The team was able to discriminate among different Bryde’s whales (pronounced BREW-dus) by generating genetic information that was akin to a bar code. The research team was able to confirm the existence of two subspecies: one is larger in size and lives in offshore waters, the other is smaller and frequents more coastal marine habitats. The results of this study are published in the Journal of Heredity.
“Very little is known about Bryde’s whales in terms of where populations are distributed, the extent of their range, or even relationships among them at the population, sub-species and species levels,” said Columbia University researcher Francine Kershaw. “Our genetic research will help define these groups and identify populations in need of additional protection.”
“The ability to delineate different populations and subspecies of Bryde’s whales—particularly ones threatened by low numbers and genetic diversity—will help management authorities prevent the loss of unique and distinct genetic lineages and distinct populations,” said Dr. Howard Rosenbaum, director of the Wildlife Conservation Society’s Ocean Giants Program.
The Bryde’s whale grows to about 50 foot in length and inhabits tropical, subtropical, and warm temperate waters of the Atlantic, Pacific, and Indian Oceans. The species, named after Norwegian whaler and entrepreneur Johan Bryde, encounters such threats as scientific whaling, ship strikes, fisheries bycatch, hydrocarbon exploration, and development in coastal waters.
Marine managers face a conservation dilemma because of a lack of knowledge about the Bryde’s whale, specifically how many species and populations there are.
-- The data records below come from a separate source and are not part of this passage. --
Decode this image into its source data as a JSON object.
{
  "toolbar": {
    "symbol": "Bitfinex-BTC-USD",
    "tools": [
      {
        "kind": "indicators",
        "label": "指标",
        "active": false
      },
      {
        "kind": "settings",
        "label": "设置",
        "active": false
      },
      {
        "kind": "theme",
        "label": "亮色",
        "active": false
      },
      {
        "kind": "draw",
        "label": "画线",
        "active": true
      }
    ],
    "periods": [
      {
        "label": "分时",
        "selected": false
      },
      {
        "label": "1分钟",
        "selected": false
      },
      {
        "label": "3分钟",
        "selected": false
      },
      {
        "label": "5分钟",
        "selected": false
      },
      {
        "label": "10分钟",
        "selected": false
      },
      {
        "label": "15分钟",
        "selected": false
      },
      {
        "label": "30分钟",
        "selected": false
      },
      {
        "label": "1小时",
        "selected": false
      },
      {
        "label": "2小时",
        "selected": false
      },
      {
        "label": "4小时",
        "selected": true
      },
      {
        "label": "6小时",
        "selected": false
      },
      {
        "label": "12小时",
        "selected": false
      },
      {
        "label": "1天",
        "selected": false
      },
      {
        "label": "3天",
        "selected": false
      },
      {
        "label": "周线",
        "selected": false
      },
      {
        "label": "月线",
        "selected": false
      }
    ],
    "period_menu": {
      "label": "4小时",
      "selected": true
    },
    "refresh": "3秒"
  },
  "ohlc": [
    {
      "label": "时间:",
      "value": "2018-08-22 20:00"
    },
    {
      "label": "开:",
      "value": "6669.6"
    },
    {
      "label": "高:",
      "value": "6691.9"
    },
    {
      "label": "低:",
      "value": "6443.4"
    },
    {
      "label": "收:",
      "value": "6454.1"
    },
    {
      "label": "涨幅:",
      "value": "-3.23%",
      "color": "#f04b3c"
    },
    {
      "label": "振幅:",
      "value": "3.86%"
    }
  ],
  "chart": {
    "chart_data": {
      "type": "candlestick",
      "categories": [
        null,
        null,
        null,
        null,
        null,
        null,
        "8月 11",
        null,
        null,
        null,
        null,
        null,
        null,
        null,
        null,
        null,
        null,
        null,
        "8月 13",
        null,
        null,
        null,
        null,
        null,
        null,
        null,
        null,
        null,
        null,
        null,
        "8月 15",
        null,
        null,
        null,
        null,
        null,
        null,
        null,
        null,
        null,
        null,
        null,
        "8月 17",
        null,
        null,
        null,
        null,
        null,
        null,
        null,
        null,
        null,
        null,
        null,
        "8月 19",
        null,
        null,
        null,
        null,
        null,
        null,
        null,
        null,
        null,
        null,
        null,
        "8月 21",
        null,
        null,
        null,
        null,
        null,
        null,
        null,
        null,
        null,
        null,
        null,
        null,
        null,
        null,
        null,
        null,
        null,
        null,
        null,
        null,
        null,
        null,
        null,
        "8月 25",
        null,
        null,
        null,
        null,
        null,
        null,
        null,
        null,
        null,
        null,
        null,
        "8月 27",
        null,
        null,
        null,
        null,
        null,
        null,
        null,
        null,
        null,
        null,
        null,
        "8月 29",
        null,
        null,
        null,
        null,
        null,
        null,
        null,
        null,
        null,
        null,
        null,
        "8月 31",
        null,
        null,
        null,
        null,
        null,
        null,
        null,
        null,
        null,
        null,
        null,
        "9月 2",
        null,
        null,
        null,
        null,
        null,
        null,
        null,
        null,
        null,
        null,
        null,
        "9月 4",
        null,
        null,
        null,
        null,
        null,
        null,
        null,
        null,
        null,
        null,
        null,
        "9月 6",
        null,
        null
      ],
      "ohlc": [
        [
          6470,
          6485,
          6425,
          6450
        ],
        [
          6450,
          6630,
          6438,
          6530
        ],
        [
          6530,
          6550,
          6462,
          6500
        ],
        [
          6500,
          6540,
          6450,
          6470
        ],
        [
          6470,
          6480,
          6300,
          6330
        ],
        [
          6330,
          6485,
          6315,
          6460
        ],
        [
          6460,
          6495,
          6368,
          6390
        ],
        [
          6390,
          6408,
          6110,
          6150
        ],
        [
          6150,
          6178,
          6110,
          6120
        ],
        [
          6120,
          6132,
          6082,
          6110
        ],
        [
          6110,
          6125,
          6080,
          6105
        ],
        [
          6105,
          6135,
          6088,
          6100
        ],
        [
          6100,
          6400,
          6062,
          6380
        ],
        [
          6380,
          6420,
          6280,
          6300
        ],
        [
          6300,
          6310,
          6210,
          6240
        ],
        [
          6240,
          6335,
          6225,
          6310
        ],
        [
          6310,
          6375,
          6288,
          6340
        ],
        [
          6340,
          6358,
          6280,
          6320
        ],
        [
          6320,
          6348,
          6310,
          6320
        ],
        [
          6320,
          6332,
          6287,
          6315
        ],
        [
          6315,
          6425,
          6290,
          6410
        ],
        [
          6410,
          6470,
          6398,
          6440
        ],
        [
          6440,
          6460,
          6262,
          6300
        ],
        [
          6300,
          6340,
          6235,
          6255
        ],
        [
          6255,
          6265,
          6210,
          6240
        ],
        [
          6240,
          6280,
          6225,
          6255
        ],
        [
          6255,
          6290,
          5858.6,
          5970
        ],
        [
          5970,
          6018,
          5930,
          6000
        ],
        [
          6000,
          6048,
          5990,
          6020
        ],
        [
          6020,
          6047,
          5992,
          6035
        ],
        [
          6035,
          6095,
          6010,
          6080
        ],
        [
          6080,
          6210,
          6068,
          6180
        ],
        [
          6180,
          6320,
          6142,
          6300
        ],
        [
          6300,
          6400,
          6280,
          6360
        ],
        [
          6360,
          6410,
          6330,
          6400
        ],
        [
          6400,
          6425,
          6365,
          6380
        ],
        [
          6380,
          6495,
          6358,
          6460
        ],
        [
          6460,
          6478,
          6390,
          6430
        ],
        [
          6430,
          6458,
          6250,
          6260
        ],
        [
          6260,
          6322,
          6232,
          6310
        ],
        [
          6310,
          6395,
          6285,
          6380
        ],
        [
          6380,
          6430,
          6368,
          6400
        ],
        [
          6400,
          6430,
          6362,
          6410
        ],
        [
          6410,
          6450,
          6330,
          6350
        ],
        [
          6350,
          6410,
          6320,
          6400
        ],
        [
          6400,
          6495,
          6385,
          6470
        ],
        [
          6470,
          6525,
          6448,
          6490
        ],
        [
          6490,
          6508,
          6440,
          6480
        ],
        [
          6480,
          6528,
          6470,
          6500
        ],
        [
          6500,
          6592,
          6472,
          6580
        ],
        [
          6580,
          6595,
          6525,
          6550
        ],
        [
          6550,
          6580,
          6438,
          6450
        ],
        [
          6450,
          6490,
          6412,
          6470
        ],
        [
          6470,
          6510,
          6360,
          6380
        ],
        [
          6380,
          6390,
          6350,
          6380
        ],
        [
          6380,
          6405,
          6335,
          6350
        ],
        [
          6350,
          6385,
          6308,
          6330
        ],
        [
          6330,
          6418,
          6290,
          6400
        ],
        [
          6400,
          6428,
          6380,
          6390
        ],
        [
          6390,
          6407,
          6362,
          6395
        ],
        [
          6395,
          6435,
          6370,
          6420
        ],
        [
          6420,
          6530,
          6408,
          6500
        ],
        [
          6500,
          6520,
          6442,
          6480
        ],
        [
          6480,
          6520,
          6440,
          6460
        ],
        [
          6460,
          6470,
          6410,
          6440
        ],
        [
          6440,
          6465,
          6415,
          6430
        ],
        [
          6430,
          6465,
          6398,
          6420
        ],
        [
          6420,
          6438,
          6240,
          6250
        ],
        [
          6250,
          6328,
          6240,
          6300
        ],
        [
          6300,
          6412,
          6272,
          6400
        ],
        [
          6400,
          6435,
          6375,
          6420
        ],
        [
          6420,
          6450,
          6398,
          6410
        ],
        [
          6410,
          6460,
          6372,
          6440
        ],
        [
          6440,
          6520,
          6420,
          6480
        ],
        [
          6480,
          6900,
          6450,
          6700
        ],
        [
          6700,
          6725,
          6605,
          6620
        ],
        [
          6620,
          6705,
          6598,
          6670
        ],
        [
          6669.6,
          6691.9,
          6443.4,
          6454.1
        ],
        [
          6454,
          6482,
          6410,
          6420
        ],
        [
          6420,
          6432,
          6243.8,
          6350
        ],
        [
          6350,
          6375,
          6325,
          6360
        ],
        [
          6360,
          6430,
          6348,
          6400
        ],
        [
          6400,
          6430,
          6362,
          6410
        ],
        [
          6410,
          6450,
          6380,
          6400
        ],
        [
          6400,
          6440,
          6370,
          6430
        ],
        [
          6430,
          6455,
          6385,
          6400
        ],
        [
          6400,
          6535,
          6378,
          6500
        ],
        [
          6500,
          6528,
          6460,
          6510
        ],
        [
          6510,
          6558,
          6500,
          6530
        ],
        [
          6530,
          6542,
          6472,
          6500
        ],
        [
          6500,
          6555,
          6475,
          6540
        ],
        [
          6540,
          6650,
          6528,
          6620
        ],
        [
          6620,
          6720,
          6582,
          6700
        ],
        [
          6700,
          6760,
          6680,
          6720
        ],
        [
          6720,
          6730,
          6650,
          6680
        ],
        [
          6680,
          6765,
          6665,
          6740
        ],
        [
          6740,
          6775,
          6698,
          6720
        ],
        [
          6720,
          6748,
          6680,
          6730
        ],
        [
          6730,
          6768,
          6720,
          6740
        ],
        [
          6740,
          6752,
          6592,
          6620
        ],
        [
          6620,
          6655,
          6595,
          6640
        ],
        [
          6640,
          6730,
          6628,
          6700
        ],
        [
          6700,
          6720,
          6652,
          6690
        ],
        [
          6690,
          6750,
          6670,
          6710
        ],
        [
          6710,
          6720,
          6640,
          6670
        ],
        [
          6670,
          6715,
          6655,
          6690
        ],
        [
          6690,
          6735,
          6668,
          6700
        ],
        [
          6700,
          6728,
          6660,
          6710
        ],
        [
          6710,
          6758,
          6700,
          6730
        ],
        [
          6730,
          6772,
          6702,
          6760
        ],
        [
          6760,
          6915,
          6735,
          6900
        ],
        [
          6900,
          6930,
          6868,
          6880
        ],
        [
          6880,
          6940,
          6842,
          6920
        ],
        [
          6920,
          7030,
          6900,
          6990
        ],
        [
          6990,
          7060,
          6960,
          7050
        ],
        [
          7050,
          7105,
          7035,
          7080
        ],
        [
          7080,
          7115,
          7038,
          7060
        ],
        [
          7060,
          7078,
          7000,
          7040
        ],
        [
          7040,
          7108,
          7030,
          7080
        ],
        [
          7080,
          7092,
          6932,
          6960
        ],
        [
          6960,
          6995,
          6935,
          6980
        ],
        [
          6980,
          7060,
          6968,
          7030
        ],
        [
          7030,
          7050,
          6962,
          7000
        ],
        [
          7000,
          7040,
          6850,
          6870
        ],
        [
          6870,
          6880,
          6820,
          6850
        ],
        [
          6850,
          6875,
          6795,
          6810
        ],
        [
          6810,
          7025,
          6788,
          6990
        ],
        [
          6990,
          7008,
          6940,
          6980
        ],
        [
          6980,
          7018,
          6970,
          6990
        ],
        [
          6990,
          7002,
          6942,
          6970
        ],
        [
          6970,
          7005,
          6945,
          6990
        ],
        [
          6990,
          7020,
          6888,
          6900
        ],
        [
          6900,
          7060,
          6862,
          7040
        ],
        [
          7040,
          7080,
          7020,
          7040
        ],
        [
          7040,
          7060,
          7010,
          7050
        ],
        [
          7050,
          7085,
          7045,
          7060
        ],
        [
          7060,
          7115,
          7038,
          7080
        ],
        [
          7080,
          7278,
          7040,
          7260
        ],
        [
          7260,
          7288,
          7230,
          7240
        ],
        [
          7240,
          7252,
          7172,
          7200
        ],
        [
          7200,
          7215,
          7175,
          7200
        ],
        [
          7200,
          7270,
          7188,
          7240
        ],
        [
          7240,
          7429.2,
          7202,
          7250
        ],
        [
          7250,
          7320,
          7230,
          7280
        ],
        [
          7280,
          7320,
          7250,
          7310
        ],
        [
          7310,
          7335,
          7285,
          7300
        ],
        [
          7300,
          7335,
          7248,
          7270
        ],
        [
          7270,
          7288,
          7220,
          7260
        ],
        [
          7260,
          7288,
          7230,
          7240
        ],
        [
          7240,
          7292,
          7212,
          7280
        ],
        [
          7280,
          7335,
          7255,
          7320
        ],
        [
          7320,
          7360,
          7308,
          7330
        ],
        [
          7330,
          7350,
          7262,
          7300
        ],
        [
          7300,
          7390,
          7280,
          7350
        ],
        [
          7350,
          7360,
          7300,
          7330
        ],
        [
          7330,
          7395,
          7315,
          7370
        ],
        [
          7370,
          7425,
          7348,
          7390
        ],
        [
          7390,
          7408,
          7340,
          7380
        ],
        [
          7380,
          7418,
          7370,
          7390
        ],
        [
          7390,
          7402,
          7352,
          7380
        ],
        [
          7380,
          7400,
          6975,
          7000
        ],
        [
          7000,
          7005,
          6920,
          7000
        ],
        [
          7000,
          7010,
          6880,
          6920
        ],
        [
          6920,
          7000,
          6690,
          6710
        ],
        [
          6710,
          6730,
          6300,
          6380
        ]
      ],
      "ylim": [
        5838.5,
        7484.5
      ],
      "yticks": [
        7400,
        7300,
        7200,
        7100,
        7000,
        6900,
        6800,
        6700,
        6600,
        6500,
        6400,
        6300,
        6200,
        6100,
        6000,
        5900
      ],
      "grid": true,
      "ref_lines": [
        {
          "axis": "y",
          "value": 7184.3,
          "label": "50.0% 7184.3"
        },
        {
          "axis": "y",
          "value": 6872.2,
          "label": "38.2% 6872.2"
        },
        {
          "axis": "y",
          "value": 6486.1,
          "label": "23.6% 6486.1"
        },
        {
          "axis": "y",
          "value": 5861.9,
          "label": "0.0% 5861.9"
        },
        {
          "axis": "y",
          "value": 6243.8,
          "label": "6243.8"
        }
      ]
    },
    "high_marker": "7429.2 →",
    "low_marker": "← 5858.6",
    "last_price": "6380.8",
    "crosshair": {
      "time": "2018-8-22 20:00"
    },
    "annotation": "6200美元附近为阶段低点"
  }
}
The International Union for Conservation of Nature (IUCN) considers the species “Data Deficient.” In addition, the International Whaling Commission grants Japan an annual take of Bryde’s whales in the northwest Pacific Ocean through the provisions of special scientific permit. Japan was allowed 34 Bryde’s whales in the 2012/2013 season.
The research team conducted an analysis of Bryde’s whale populations in the Indian and Pacific Oceans to fill in these knowledge gaps by examining new genetic samples from 56 individual whales from the waters of Oman, Maldives, and Bangladesh. Published data sets from Java, the coast of Japan, and the northwest Pacific were also used in the study.
Using mitochondrial DNA material, the researchers examined nine diagnostic characters from each of the samples. The majority of samples were harmlessly collected skin samples obtained from living whales using small biopsy darts launched from crossbows. A small percentage of samples were collected from beached whales and individuals killed in ship strikes.
The material gathered from skin samples were examined with a technique called polymerase chain reaction (PCR) to amplify specific regions of mitochondrial DNA, which is passed on through maternal lines of a population. The team performed a statistical analysis on the data to measure how genetically different individuals were.
The genetic analysis confirmed the existence of two subspecies or types of Bryde’s whales. One type is coastal and one is offshore, which underlines the need to designate both subspecies as separate conservation units, with specific management needs for each type.
In addition, the findings revealed significant population structure for each subspecies between regions. The analysis revealed that the larger offshore Bryde’s whale populations in Maldives, Java, and the Northwest Pacific were genetically distinct from one another. According to the researchers, each population should be considered a separate conservation unit.
An extremely low genetic diversity was observed in the smaller coastal form of Bryde’s whale, the lowest ever measured in a baleen whale population. In the 45 whales sampled in Bangladesh and Oman, only a single maternal line or haplotype was detected, leading the researchers to insist that this population must be considered a conservation unit independent from coastal Bryde’s whales found off Japan.